Certbot will also install a systemd timer event which will auto-renew the SSL certificate if it is within 30 days of expiration. Certificates are valid for 90 days currently with Let's Ecrypt.

E. Confirm AyaNova can be accessed securely

Confirm that you can now navigate to AyaNova web app login page through encrypted HTTPS via the domain name configured earlier. i.e. https://ayanova.yourdomain.com or https://yourdomain.com if not using a subdomain.

You should now see the login (or license agreement) page through an encrypted SSL connection and AyaNova is ready for use.
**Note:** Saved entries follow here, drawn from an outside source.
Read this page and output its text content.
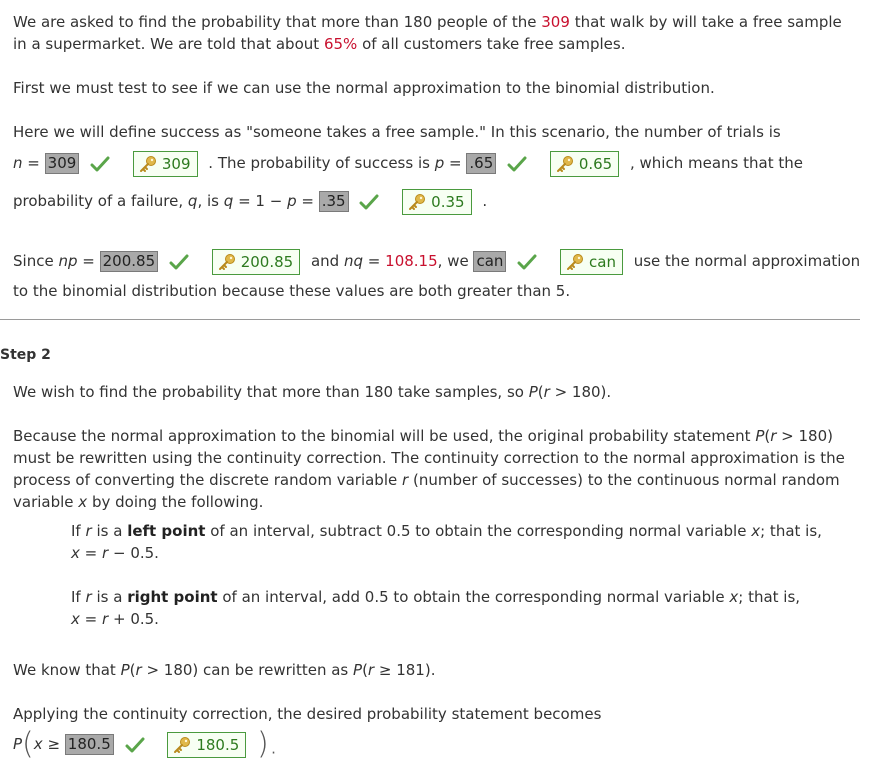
We are asked to find the probability that more than 180 people of the 309 that walk by will take a free sample
in a supermarket. We are told that about 65% of all customers take free samples.
First we must test to see if we can use the normal approximation to the binomial distribution.
Here we will define success as "someone takes a free sample." In this scenario, the number of trials is
n = 309	309 . The probability of success is p = .65	0.65 , which means that the
probability of a failure, q, is q = 1 − p = .35	0.35 .
Since np = 200.85	200.85 and nq = 108.15, we can	can use the normal approximation
to the binomial distribution because these values are both greater than 5.
Step 2
We wish to find the probability that more than 180 take samples, so P(r > 180).
Because the normal approximation to the binomial will be used, the original probability statement P(r > 180)
must be rewritten using the continuity correction. The continuity correction to the normal approximation is the
process of converting the discrete random variable r (number of successes) to the continuous normal random
variable x by doing the following.
If r is a left point of an interval, subtract 0.5 to obtain the corresponding normal variable x; that is,
x = r − 0.5.
If r is a right point of an interval, add 0.5 to obtain the corresponding normal variable x; that is,
x = r + 0.5.
We know that P(r > 180) can be rewritten as P(r ≥ 181).
Applying the continuity correction, the desired probability statement becomes
P(x ≥ 180.5	180.5 ).
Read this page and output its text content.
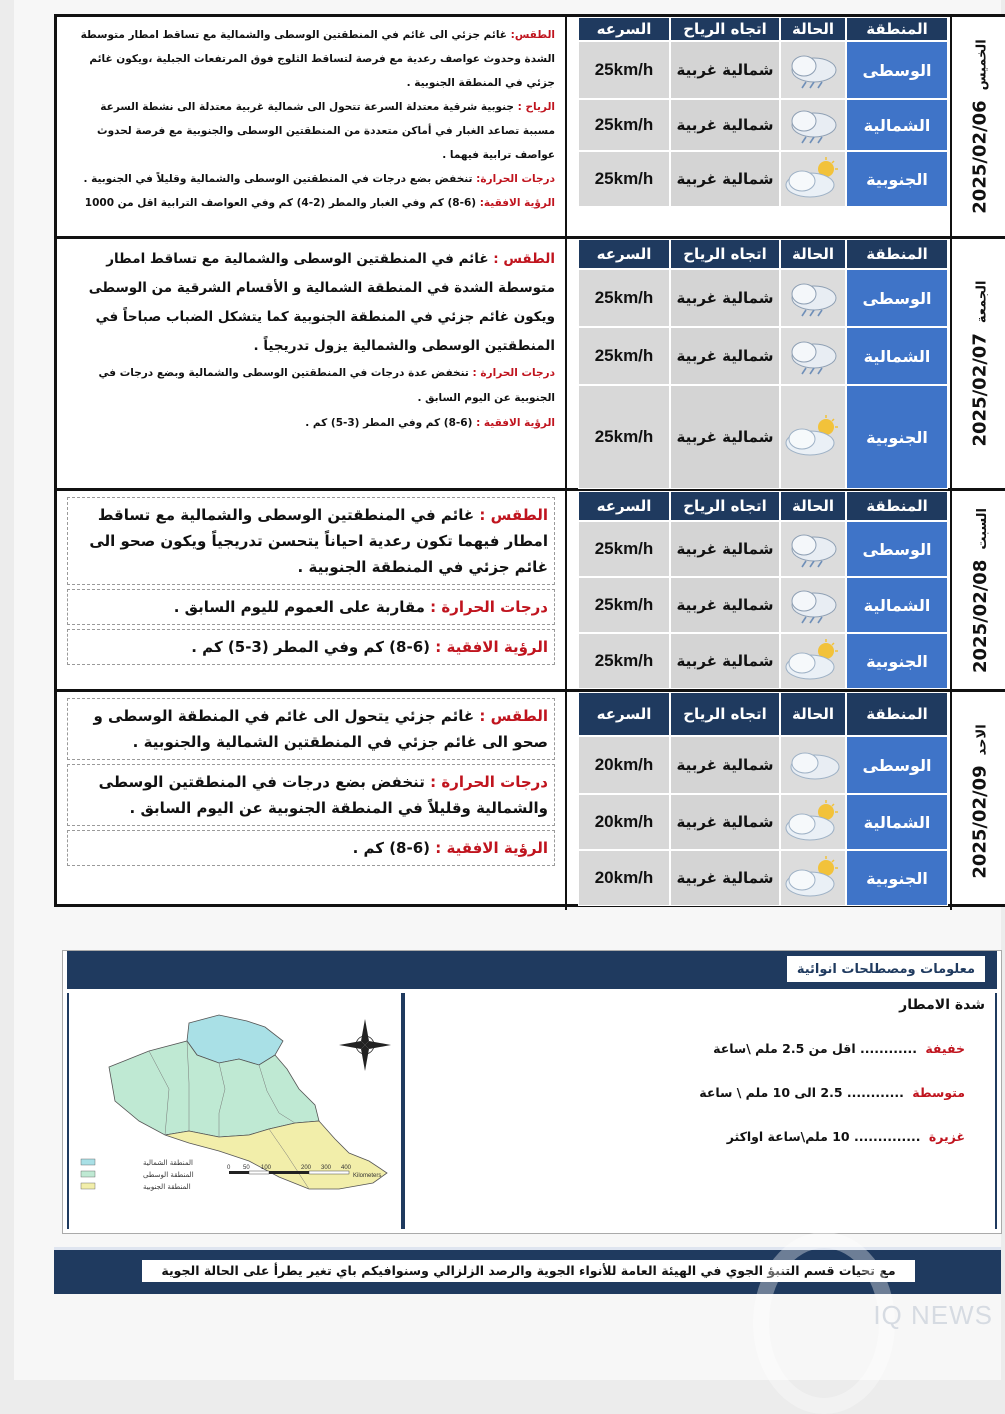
الخميس2025/02/06
المنطقة
الوسطى
الشمالية
الجنوبية
الحالة
اتجاه الرياح
شمالية غربية
شمالية غربية
شمالية غربية
السرعه
25km/h
25km/h
25km/h
الطقس: غائم جزئي الى غائم في المنطقتين الوسطى والشمالية مع تساقط امطار متوسطة الشدة وحدوث عواصف رعدية مع فرصة لتساقط الثلوج فوق المرتفعات الجبلية ،ويكون غائم جزئي في المنطقة الجنوبية .
الرياح : جنوبية شرقية معتدلة السرعة تتحول الى شمالية غربية معتدلة الى نشطة السرعة مسببة تصاعد الغبار في أماكن متعددة من المنطقتين الوسطى والجنوبية مع فرصة لحدوث عواصف ترابية فيهما .
درجات الحرارة: تنخفض بضع درجات في المنطقتين الوسطى والشمالية وقليلاً في الجنوبية .
الرؤية الافقية: (6-8) كم وفي الغبار والمطر (2-4) كم وفي العواصف الترابية اقل من 1000
الجمعة2025/02/07
المنطقة
الوسطى
الشمالية
الجنوبية
الحالة
اتجاه الرياح
شمالية غربية
شمالية غربية
شمالية غربية
السرعه
25km/h
25km/h
25km/h
الطقس : غائم في المنطقتين الوسطى والشمالية مع تساقط امطار متوسطة الشدة في المنطقة الشمالية و الأقسام الشرقية من الوسطى ويكون غائم جزئي في المنطقة الجنوبية كما يتشكل الضباب صباحاً في المنطقتين الوسطى والشمالية يزول تدريجياً .
درجات الحرارة : تنخفض عدة درجات في المنطقتين الوسطى والشمالية وبضع درجات في الجنوبية عن اليوم السابق .
الرؤية الافقية : (6-8) كم وفي المطر (3-5) كم .
السبت2025/02/08
المنطقة
الوسطى
الشمالية
الجنوبية
الحالة
اتجاه الرياح
شمالية غربية
شمالية غربية
شمالية غربية
السرعه
25km/h
25km/h
25km/h
الطقس : غائم في المنطقتين الوسطى والشمالية مع تساقط امطار فيهما تكون رعدية احياناً يتحسن تدريجياً ويكون صحو الى غائم جزئي في المنطقة الجنوبية .
درجات الحرارة : مقاربة على العموم لليوم السابق .
الرؤية الافقية : (6-8) كم وفي المطر (3-5) كم .
الاحد2025/02/09
المنطقة
الوسطى
الشمالية
الجنوبية
الحالة
اتجاه الرياح
شمالية غربية
شمالية غربية
شمالية غربية
السرعه
20km/h
20km/h
20km/h
الطقس : غائم جزئي يتحول الى غائم في المنطقة الوسطى و صحو الى غائم جزئي في المنطقتين الشمالية والجنوبية .
درجات الحرارة : تنخفض بضع درجات في المنطقتين الوسطى والشمالية وقليلاً في المنطقة الجنوبية عن اليوم السابق .
الرؤية الافقية : (6-8) كم .
معلومات ومصطلحات انوائية
المنطقة الشمالية
المنطقة الوسطى
المنطقة الجنوبية
0 50 100	200 300 400
Kilometers
شدة الامطار
خفيفة ............ اقل من 2.5 ملم \ساعة
متوسطة ............ 2.5 الى 10 ملم \ ساعة
غزيرة .............. 10 ملم\ساعة اواكثر
مع تحيات قسم التنبؤ الجوي في الهيئة العامة للأنواء الجوية والرصد الزلزالي وسنوافيكم باي تغير يطرأ على الحالة الجوية
IQ NEWS
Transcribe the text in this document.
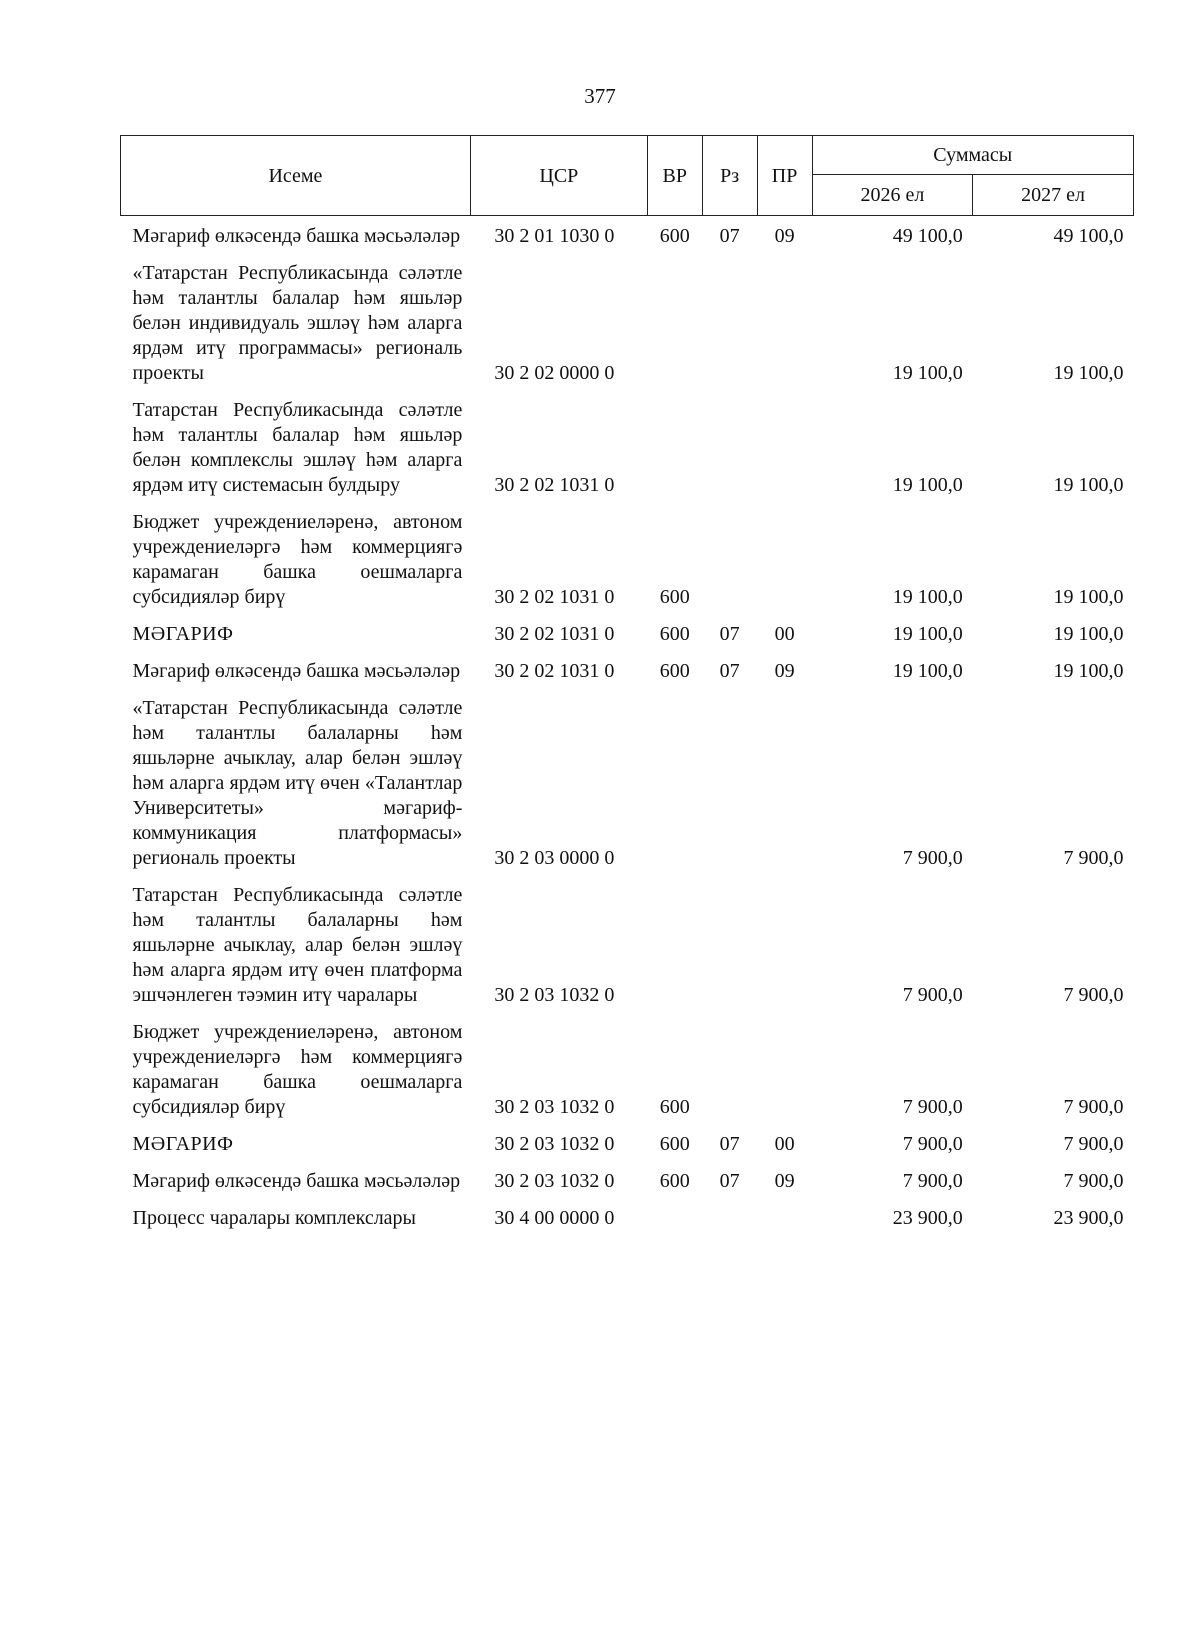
377
Исеме	ЦСР	ВР	Рз	ПР	Суммасы	
					2026 ел	2027 ел
Мәгариф өлкәсендә башка мәсьәләләр	30 2 01 1030 0	600	07	09	49 100,0	49 100,0
«Татарстан Республикасында сәләтле һәм талантлы балалар һәм яшьләр белән индивидуаль эшләү һәм аларга ярдәм итү программасы» региональ проекты	30 2 02 0000 0				19 100,0	19 100,0
Татарстан Республикасында сәләтле һәм талантлы балалар һәм яшьләр белән комплекслы эшләү һәм аларга ярдәм итү системасын булдыру	30 2 02 1031 0				19 100,0	19 100,0
Бюджет учреждениеләренә, автоном учреждениеләргә һәм коммерциягә карамаган башка оешмаларга субсидияләр бирү	30 2 02 1031 0	600			19 100,0	19 100,0
МӘГАРИФ	30 2 02 1031 0	600	07	00	19 100,0	19 100,0
Мәгариф өлкәсендә башка мәсьәләләр	30 2 02 1031 0	600	07	09	19 100,0	19 100,0
«Татарстан Республикасында сәләтле һәм талантлы балаларны һәм яшьләрне ачыклау, алар белән эшләү һәм аларга ярдәм итү өчен «Талантлар Университеты» мәгариф-коммуникация платформасы» региональ проекты	30 2 03 0000 0				7 900,0	7 900,0
Татарстан Республикасында сәләтле һәм талантлы балаларны һәм яшьләрне ачыклау, алар белән эшләү һәм аларга ярдәм итү өчен платформа эшчәнлеген тәэмин итү чаралары	30 2 03 1032 0				7 900,0	7 900,0
Бюджет учреждениеләренә, автоном учреждениеләргә һәм коммерциягә карамаган башка оешмаларга субсидияләр бирү	30 2 03 1032 0	600			7 900,0	7 900,0
МӘГАРИФ	30 2 03 1032 0	600	07	00	7 900,0	7 900,0
Мәгариф өлкәсендә башка мәсьәләләр	30 2 03 1032 0	600	07	09	7 900,0	7 900,0
Процесс чаралары комплекслары	30 4 00 0000 0				23 900,0	23 900,0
Getting started and using AyaNova

The next step is to login, request or install a license and if are trying out AyaNova for the first time follow the evaluation trial guide.

To ensure AyaNova runs smoothly and data is safe and secure be sure to look over the Server operations configuration and maintenance guide.

For Business administration and setting things up from a business perspective, review the Getting started - Set up for production use step in our Getting started guided tour.

Report rendering first time delay

The very first time a report is rendered in AyaNova there will be a delay while the Chromium browser report rendering components are installed.